Downloads have been successful with only Virus scanning enabled.

Downloads from the same POP server with Outlook are successful.

Any advice would be appreciated.

I know this is old, but I have the same problem with Untangle 5.2 and Thunderbird/Eudora.
Outlook express works fine, but then again outlok express chooses different port if 110 doesn't work.
Switching off Spam Blocker & Virus Blocker or Phish Blocker works and all our emails are received. Switching to SSL port (995) also works, but none of these fixes actually works in real life, since it doesn't scans emails.

Any thoughts?

Thanks!

Ever consider that Thunderbird might be the problem? I have random pop retrieval issues with every mail client in existence... Outlook (express), Thunderbird, Pine, Entourage, etc...

They all have one thing in common, a usually spam e-mail is sitting on the server and something about it causes the POP session to puke and clients complain of duplicated e-mails. The only solution I've ever found is to delete the message using a webmail client and try again. Also, mail clients configured to leave messages on the server for any length of time seem more prone to this failure, as they invariably leave stuff on the server they really shouldn't and things get out of sync.

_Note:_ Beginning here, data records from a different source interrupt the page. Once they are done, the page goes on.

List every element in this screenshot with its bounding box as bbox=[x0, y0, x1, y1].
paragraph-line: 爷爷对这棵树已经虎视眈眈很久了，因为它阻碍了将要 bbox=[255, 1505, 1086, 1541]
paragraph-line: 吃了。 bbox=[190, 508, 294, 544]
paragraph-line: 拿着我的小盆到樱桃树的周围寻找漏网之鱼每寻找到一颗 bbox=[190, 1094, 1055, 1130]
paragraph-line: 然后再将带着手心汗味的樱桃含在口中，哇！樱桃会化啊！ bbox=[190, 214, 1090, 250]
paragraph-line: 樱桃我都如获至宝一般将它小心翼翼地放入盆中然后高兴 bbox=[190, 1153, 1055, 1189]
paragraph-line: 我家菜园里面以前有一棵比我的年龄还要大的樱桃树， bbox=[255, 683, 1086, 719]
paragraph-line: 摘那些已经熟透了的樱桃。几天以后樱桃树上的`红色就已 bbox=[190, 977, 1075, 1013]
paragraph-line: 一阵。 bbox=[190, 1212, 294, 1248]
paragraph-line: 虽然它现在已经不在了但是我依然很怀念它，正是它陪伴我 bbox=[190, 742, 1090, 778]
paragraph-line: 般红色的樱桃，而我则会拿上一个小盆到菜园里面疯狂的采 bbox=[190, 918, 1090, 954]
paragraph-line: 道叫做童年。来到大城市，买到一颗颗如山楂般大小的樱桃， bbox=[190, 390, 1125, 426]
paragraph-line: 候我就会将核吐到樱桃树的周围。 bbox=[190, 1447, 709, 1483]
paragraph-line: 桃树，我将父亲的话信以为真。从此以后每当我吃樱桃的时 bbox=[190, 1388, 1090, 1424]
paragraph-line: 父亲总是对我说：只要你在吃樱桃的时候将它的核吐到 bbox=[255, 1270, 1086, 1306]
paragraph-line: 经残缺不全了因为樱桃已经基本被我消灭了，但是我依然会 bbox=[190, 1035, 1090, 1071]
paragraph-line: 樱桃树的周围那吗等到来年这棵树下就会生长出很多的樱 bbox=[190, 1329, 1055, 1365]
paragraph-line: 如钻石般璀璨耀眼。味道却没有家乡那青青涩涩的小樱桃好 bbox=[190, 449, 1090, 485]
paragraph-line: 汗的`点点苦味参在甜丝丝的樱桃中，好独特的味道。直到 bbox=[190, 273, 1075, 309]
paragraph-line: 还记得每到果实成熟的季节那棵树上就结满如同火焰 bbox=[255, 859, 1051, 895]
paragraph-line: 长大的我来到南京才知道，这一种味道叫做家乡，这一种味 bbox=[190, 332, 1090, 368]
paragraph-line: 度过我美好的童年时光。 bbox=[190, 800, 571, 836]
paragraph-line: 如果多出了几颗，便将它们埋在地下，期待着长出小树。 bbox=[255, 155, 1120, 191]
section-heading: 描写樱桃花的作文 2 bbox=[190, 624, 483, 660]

I haven't seen anything in UT 5.1, 5.2, 5.2.1 that would indicate the pop3 proxy being anymore bug/failure prone than most AV companies local pop3 proxies. Which incidentally, they are in the mix too causing more problems. The long and short is the more software you get involved with any given process the more likely it is that something will go wrong. The only way you can narrow this down and pin it on UT is get a message that won't download and use Telnet to manually retrieve it...

If you can do this with a packet capture running even better, it will be required to lock down the bug and fix it.